Preliminary Results of Clinical Trial for Crigler-Najjar Syndrome (Medicine)

The preliminary results of a clinical trial for Crigler-Najjar syndrome, a rare liver disease, were presented at the EASL (European Association for the Study of the Liver) congress on June 26, 2021. With firsts encouraging observations.

A rare genetic disease of the liver, Crigler-Najjar syndrome is characterized by the abnormal accumulation of bilirubin in the body. This excess of bilirubin is due to the malfunction of an enzyme (UGT1A1) responsible for transforming bilirubin into a substance that can be eliminated by the body.

However, when bilirubin accumulates, it causes intense and chronic jaundice and becomes toxic to the brain, which can cause severe neurological damage and become fatal. 

Fanny Collaud, researcher at Généthon, tells you more about this ultra rare syndrome:

At present, only phototherapy can reduce the bilirubin level, forcing patients to stay under blue lamps for up to 12 hours a day.

A gene therapy trial, with a drug candidate developed by the “Immunology and Genetic Therapy of Liver Diseases” team, led by Dr Giuseppe Ronzitti at Généthon, has started in France, Italy and the Netherlands . This European trial, sponsored by Généthon, the AFM-Telethon laboratory, aims to ensure the tolerance of the product, define the optimal dose and assess the therapeutic efficacy of the drug candidate. 

“ The team worked a lot on this project from conception and development of the approach to testing. In fact, we designed the drug candidate, demonstrated its preclinical efficacy, and then designed the product for the clinical trial. »Explains Dr Giuseppe Ronzitti.

Gene therapy involves providing liver cells with a copy of the gene (UGT1A1) encoding an enzyme that eliminates bilirubin. 

The preliminary results have just been presented at the International Liver Congress by Dr d’Antiga, one of the trial investigators (Bergamo, Italy). According to the first observations, the drug candidate is well tolerated and shows the first therapeutic effects which remain to be confirmed during the continuation of the trial.

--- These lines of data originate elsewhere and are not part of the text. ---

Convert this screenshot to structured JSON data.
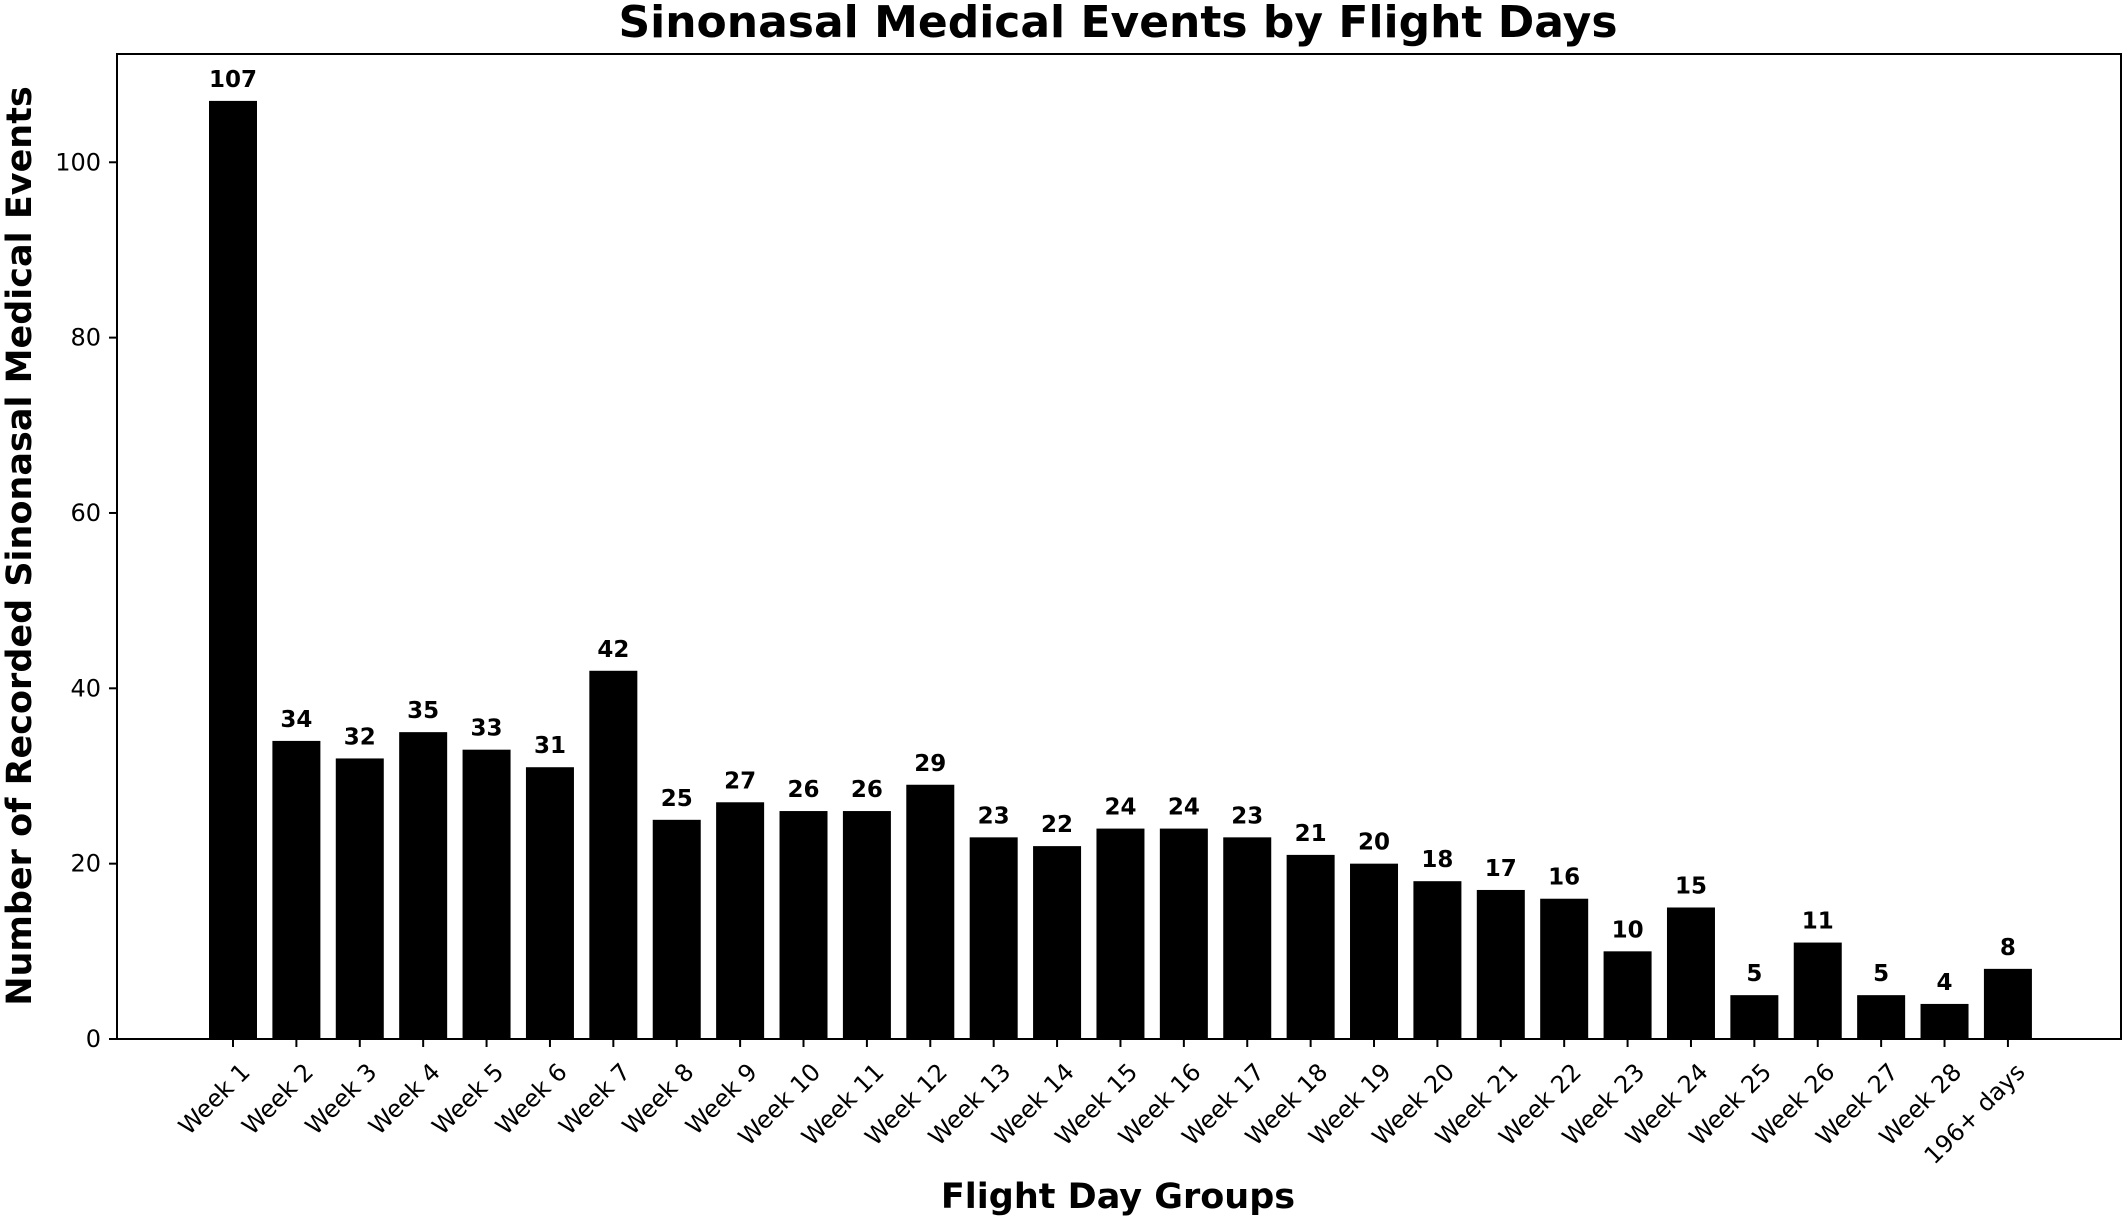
{
  "chart_data": {
    "type": "bar",
    "title": "Sinonasal Medical Events by Flight Days",
    "xlabel": "Flight Day Groups",
    "ylabel": "Number of Recorded Sinonasal Medical Events",
    "categories": [
      "Week 1",
      "Week 2",
      "Week 3",
      "Week 4",
      "Week 5",
      "Week 6",
      "Week 7",
      "Week 8",
      "Week 9",
      "Week 10",
      "Week 11",
      "Week 12",
      "Week 13",
      "Week 14",
      "Week 15",
      "Week 16",
      "Week 17",
      "Week 18",
      "Week 19",
      "Week 20",
      "Week 21",
      "Week 22",
      "Week 23",
      "Week 24",
      "Week 25",
      "Week 26",
      "Week 27",
      "Week 28",
      "196+ days"
    ],
    "values": [
      107,
      34,
      32,
      35,
      33,
      31,
      42,
      25,
      27,
      26,
      26,
      29,
      23,
      22,
      24,
      24,
      23,
      21,
      20,
      18,
      17,
      16,
      10,
      15,
      5,
      11,
      5,
      4,
      8
    ],
    "value_labels": [
      "107",
      "34",
      "32",
      "35",
      "33",
      "31",
      "42",
      "25",
      "27",
      "26",
      "26",
      "29",
      "23",
      "22",
      "24",
      "24",
      "23",
      "21",
      "20",
      "18",
      "17",
      "16",
      "10",
      "15",
      "5",
      "11",
      "5",
      "4",
      "8"
    ],
    "ylim": [
      0,
      112.35
    ],
    "yticks": [
      0,
      20,
      40,
      60,
      80,
      100
    ],
    "ytick_labels": [
      "0",
      "20",
      "40",
      "60",
      "80",
      "100"
    ],
    "bar_color": "#000000",
    "grid": false,
    "legend": "none"
  }
}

Indeed, the first two cohorts demonstrate the safety and good tolerance of the product in the 4 patients treated, as well as a dose effect to be confirmed.

In cohort 1, treated at the lowest dose, clinicians observed a transient therapeutic effect but did not allow prolonged stopping of phototherapy at the 16th week post-injection (product efficacy criterion)

In cohort 2, treated at a higher dose, the first patient shows a strong decrease in the bilirubin level which allowed her to stop phototherapy for several weeks. The second patient also saw her bilirubin level drop sharply. Her treatment is too recent to demonstrate a stable drop in this rate, but if this drop is confirmed, this patient will in turn be able to discontinue phototherapy within a few weeks.

“ These first observations presented at the last EASL congress show that gene therapy could become a therapeutic alternative for this severe liver disease. We must remain cautious because the trial is continuing and will allow us to evaluate these encouraging first results over time and in other patients. »Declares Frédéric Revah, General Manager of Généthon.